UTB_inh-14 fits well into this extracellular pocket, with its 2-thienyl group directly blocking the pore entry. The inhibitor forms hydrophilic interactions with the side chain of Q232 and the backbone carbonyl of A337 of HsUT-B, and its 4-ethylbenzene group sits in a hydrophobic pocket formed by W286, F288, G323, and A327 (Fig. 2, B and C). Superimposing the HsUT-A3 structure suggests that UTB_inh-14 will not fit into its equivalent site due to its unfavorable environment (Fig. 3A): HsUT-A3’s binding pocket is significantly more negatively charged than that of HsUT-B, in particular for the 4-ethylbenzene binding region (Fig. 3, B and C). In silico binding free-energy calculations confirm this observation: Mutation of G323 in HsUT-B (equivalent to E383 in HsUT-A) to glutamic acid results in positive binding free-energy loss of 7.38 kcal/mol (from −14.32 to −6.94 kcal/mol), and A327S mutation results in loss of 1.09 kcal/mol (Fig. 3D). In addition, the 4-ethylbenzene group is in close proximity to N/D280 (~6 Å) (Fig. 2, B and C), whose variation is responsible for the Kidd blood group system (26). While mutating this residue from asparagine to aspartic acid does not change UTB_inh-14’s binding free energy in our in silico calculations (0.12 kcal/mol), mutation to threonine (HsUT-A equivalent) did lead to a minor loss of 0.8 kcal/mol, suggesting its involvement in the inhibitor binding. Therefore, it is possible for a hypothetical inhibitor based on UTB_inh-14 to show selectivity toward certain Kidd blood group with consequences for its potential as a drug candidate.

Fig. 3. Structural basis for the selectivity of UTB_inh-14 to UT-B.

(A) Overlay of aligned HsUT-A residues (cyan) against HsUT-B residues (green) involved in UTB_inh-14 binding. (B) Electrostatic surface charge representation of HsUT-B at the UTB_inh-14 binding pocket. (C) Electrostatic surface charge representation of HsUT-A at the UTB_inh-14 binding pocket. (D) Table of relative binding free-energy difference calculations for each residue mutation (from HsUT-B to HsUT-A).

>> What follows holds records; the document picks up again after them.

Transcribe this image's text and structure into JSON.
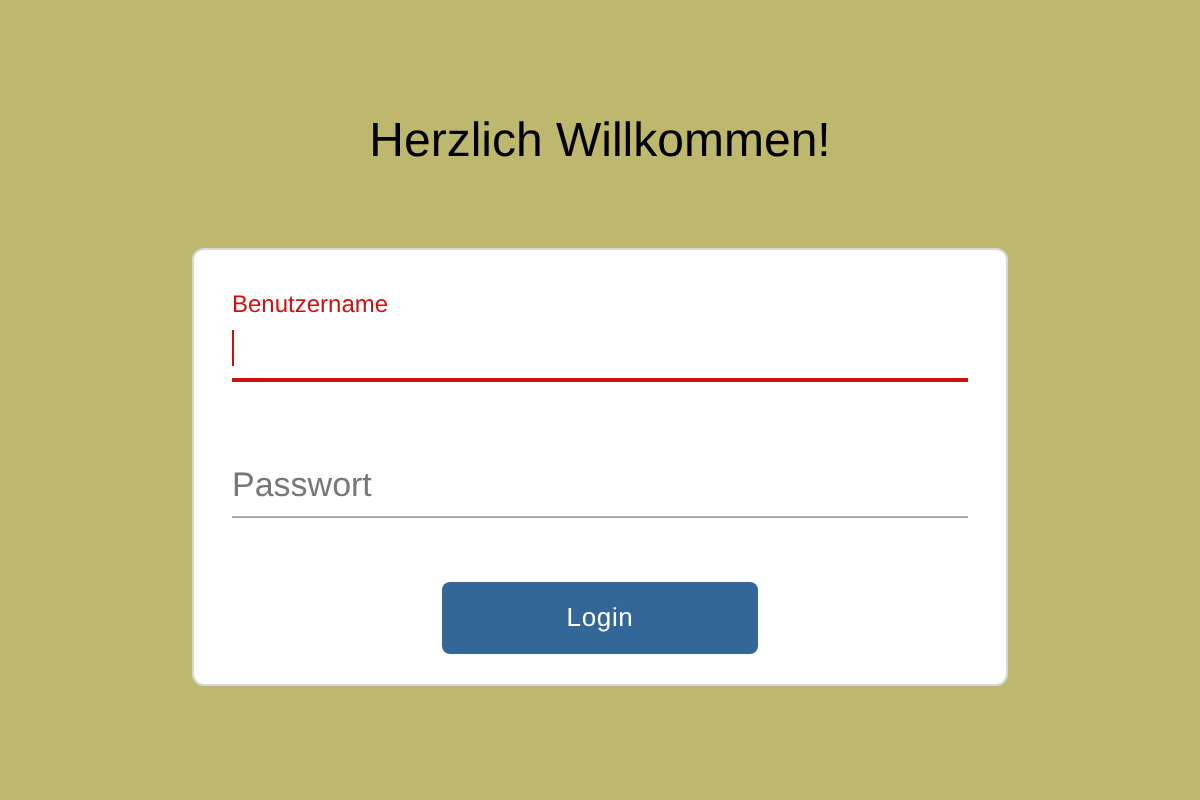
{
  "title": "Herzlich Willkommen!",
  "fields": [
    {
      "label": "Benutzername",
      "focused": true
    },
    {
      "placeholder": "Passwort",
      "focused": false
    }
  ],
  "button": "Login"
}
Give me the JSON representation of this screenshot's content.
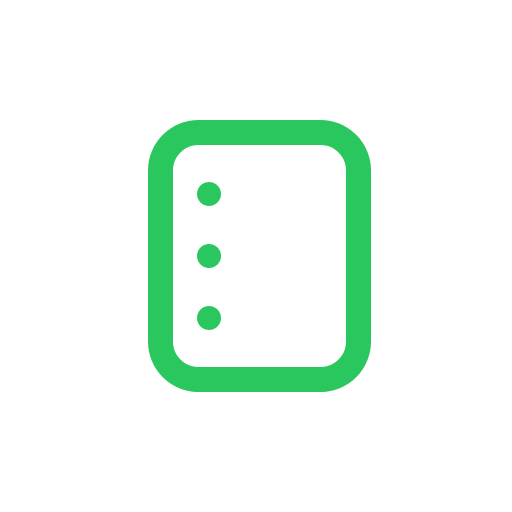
{
  "icon": {
    "name": "list-document-icon",
    "stroke_color": "#2AC75F",
    "background_color": "#FFFFFF",
    "bullet_count": 3
  }
}
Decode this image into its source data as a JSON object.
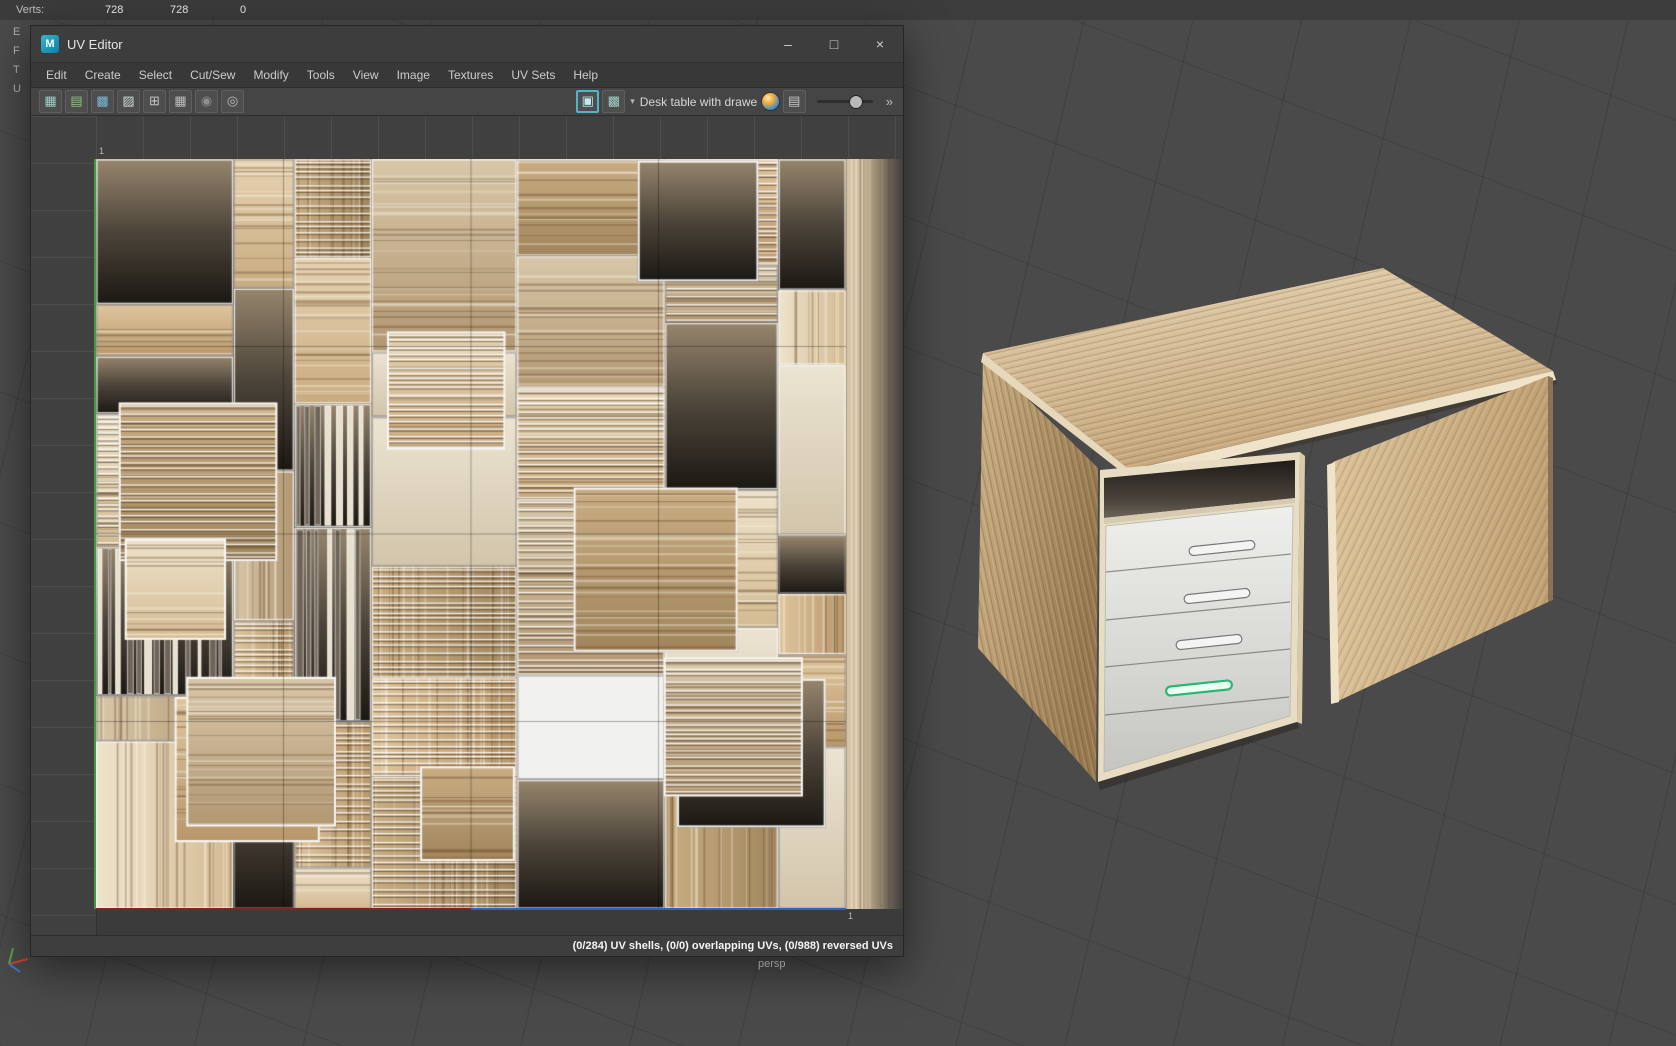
{
  "hud": {
    "verts_label": "Verts:",
    "v1": "728",
    "v2": "728",
    "v3": "0"
  },
  "panel_letters": [
    "E",
    "F",
    "T",
    "U"
  ],
  "window": {
    "title": "UV Editor",
    "minimize": "–",
    "maximize": "□",
    "close": "×"
  },
  "menu": {
    "items": [
      "Edit",
      "Create",
      "Select",
      "Cut/Sew",
      "Modify",
      "Tools",
      "View",
      "Image",
      "Textures",
      "UV Sets",
      "Help"
    ]
  },
  "toolbar": {
    "icons_left": [
      "▦",
      "▤",
      "▩",
      "▨",
      "⊞",
      "▦",
      "◉",
      "◎"
    ],
    "textured_icon": "▣",
    "checker_icon": "▩",
    "dropdown": "▾",
    "texture_name": "Desk table with drawers",
    "expand": "»"
  },
  "uv_canvas": {
    "label_top": "1",
    "label_corner": "1"
  },
  "status": {
    "text": "(0/284) UV shells, (0/0) overlapping UVs, (0/988) reversed UVs"
  },
  "viewport": {
    "camera": "persp"
  },
  "colors": {
    "accent_teal": "#4fb6c9",
    "selected_green": "#2bb673",
    "wood": "#d2b58d",
    "axis_red": "#8a1f1f",
    "axis_blue": "#2e62c8",
    "axis_green": "#3f9c3f"
  }
}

Simple superimposition of HsUT-A3 and inhibitor-bound HsUT-B structure models suggests that the sulfonate ester group of the compound would sterically clash with HsUT-A’s P397 (equivalent to A337 in HsUT-B) (Fig. 3A). This sulfonate group at first appears to be important for the selectivity of UTB_inh-14, as compounds featuring such moiety generally favor UT-B over UT-A (15, 27), and even the one with highest UT-A affinity is only 13 times more potent for UT-A than for UT-B (13). However, in silico binding free-energy calculations suggest that this may not be a major influence on the compound selectivity, with an energy loss of only 0.78 kcal/mol (Fig. 3D). On closer examination, this is due to A337’s side chain facing away from the sulfonate group in HsUT-B structure, hence mutation to proline making little difference to the compound binding (in contrast, side chain of HsUT-A’s P397 faces toward the binding pocket). Therefore, while the sulfonate group may be a contributing factor in UTB_inh-14’s selectivity, it may not be as significant as its 4-ethylbenzene group.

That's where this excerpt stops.